Klischees über Gefängnisse und Gefangene wollen die Aktionstage Gefängnis seit nunmehr sieben Jahren überwinden. Im November 2016 war das Bündnis anlässlich der damals in Berlin tagenden Konferenz der Justizminister*innen der Länder erstmals an die Öffentlichkeit getreten und setzte sich für den Rentenanspruch und den Mindestlohn für Gefangene ein. Diese Forderungen hatte damals die Gefangenengewerkschaft/Bundesweite Organisation (GG/BO) auf die Tagesordnung gesetzt. Die Gewerkschaft wurde von Gefangenen gegründet, weil sie nicht mehr hinnehmen wollten, dass Gefängnisse Niedriglohnzonen sind. Mittlerweile hat sich aber gezeigt, dass es schwierig ist, die Institution Gefängnis zu verändern.
Die heutigen GG/BO-Strukturen sind Teil des breiten Bündnisses, das die Aktionstage Gefängnis vorbereitet. Es reicht von humanistischen Initiativen wie der Bundesarbeitsgemeinschaft der Straffälligenhilfe, der Europäischen Konferenz für Gefängnisseelsorge, der Aidshilfe und der Katholischen Arbeitsgemeinschaft Gefängnisseelsorge bis zu explizit linkspolitischen Gruppen wie dem Autorinnenkollektiv »Wege aus dem Knast«, dem Verein Demokratischer Ärztinnen und Ärzte und eben der GG/BO. Damit handelt es sich um eine heute selten gewordene Kooperation von liberalen, humanitären und linksautonomen Gruppen. Während die Gefangenenseelsorge und ähnliche Organisationen das Gefängnissystem reformieren wollen, fordern linksautonome Antirepressionsgruppen eine Gesellschaft ohne Knäste.
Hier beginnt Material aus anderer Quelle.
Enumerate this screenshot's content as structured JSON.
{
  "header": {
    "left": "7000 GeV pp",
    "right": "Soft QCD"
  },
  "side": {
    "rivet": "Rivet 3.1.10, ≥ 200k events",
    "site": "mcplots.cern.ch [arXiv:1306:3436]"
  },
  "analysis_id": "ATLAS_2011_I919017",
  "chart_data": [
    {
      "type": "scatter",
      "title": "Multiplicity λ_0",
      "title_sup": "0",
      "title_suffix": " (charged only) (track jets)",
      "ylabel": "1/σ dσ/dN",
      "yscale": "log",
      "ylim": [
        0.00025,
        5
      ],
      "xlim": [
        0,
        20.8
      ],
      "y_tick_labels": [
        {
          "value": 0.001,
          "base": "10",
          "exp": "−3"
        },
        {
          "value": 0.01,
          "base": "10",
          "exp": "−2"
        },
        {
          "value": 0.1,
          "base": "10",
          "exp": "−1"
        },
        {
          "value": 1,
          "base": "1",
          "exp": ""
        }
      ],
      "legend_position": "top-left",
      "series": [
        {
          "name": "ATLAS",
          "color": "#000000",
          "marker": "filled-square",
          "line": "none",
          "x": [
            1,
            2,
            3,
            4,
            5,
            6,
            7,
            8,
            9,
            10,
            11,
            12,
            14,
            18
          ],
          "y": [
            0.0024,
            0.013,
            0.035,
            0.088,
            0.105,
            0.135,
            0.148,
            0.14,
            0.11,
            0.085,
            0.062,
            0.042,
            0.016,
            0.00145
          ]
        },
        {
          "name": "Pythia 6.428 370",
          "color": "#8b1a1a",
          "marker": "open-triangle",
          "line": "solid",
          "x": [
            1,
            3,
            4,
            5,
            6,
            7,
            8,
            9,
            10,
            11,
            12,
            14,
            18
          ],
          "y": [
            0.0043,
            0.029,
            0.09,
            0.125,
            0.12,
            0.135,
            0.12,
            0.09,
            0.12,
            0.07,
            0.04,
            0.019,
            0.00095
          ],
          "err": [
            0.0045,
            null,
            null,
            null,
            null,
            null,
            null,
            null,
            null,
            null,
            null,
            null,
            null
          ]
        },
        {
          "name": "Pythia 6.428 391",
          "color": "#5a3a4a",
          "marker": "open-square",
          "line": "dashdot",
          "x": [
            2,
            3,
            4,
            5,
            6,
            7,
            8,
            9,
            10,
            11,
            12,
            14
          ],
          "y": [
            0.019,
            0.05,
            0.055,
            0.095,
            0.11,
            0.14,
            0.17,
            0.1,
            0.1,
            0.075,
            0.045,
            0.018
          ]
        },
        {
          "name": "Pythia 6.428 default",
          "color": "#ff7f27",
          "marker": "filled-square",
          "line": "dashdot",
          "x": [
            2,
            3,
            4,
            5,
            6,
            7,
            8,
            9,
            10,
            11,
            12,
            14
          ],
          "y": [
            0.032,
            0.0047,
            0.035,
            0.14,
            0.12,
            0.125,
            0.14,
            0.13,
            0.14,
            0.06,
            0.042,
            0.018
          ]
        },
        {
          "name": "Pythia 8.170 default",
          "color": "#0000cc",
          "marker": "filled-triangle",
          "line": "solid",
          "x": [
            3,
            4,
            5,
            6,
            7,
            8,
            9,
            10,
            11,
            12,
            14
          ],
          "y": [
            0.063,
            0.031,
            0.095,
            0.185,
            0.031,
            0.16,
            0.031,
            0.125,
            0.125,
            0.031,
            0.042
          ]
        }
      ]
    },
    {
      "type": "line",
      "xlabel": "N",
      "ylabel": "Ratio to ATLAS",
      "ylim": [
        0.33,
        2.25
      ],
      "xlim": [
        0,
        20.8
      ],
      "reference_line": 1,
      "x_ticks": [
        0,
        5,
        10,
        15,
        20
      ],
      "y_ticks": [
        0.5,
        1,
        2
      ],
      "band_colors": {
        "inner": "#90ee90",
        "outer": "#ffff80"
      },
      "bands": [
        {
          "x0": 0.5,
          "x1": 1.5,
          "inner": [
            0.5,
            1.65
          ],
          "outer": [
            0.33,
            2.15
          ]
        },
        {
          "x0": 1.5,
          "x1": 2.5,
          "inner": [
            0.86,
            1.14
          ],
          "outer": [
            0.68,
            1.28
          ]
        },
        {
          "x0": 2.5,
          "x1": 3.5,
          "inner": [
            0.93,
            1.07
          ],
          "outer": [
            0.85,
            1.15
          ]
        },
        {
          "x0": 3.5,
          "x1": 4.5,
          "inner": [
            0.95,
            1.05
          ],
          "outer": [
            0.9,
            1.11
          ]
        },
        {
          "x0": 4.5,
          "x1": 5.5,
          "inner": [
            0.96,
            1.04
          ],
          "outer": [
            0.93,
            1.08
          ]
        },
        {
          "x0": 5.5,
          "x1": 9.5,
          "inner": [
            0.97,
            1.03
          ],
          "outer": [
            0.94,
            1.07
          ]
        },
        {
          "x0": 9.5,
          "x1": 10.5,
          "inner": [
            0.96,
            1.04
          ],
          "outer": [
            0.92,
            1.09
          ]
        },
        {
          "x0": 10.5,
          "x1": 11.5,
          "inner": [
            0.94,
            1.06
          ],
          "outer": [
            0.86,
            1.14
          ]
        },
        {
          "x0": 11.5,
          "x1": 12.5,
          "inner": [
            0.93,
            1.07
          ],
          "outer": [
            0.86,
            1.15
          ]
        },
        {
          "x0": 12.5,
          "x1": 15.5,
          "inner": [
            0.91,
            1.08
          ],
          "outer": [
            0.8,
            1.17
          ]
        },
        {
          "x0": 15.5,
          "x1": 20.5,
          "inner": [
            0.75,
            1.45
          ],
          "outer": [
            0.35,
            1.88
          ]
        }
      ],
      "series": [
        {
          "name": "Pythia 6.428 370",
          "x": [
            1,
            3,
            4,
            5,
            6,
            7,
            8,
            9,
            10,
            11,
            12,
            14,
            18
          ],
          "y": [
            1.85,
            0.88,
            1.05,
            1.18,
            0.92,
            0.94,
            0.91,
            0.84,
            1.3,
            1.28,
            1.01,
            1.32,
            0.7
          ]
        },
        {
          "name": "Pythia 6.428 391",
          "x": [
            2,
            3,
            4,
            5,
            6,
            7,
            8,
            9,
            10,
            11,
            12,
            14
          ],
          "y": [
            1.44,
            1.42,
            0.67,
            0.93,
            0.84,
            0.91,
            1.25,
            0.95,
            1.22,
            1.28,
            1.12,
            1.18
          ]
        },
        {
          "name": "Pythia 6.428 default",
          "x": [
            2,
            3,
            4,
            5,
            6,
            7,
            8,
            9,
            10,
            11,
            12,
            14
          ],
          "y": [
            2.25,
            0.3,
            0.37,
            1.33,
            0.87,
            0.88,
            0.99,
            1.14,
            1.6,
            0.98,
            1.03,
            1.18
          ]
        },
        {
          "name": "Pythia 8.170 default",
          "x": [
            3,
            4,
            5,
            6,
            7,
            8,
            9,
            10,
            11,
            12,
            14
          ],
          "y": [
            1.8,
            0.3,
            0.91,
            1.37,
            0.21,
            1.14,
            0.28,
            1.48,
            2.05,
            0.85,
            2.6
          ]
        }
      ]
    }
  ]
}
Für Sven-Uwe Burkhardt vom Bündnis Aktionstage Gefängnis ist die gesellschaftliche Breite des Bündnisses eine besondere Qualität. »Einig sind sich wohl alle Beteiligten, dass der jetzige Zustand zu verändern ist. Mehrere Beteiligte sind auch für eine Abschaffung von Gefängnissen. Diese Sichtweise lässt sich jedoch nicht zur Grundvoraussetzung für eine Beteiligung machen, da es dann kein so breites Bündnis mehr geben würde«, begründet Burkhardt, dass es im Bündnis über die Forderung nach Abschaffung der Gefängnisse keine einheitliche Position gibt.
Tatsächlich wird die Forderung nach einer Gesellschaft ohne Gefängnisse längst nicht mehr nur von kleinen anarchistischen Gruppen formuliert. Erst kürzlich haben Vanessa E. Thompson und Daniel Loikim im Suhrkamp-Verlag einen Sammelband mit Grundlagentexten des Abolitionismus herausbegeben, wie die politische Bewegung zur Überwindung von Gefängnis und Polizei genannt wird. Die Aktionstage Gefängnis laufen noch bis zum 10. November.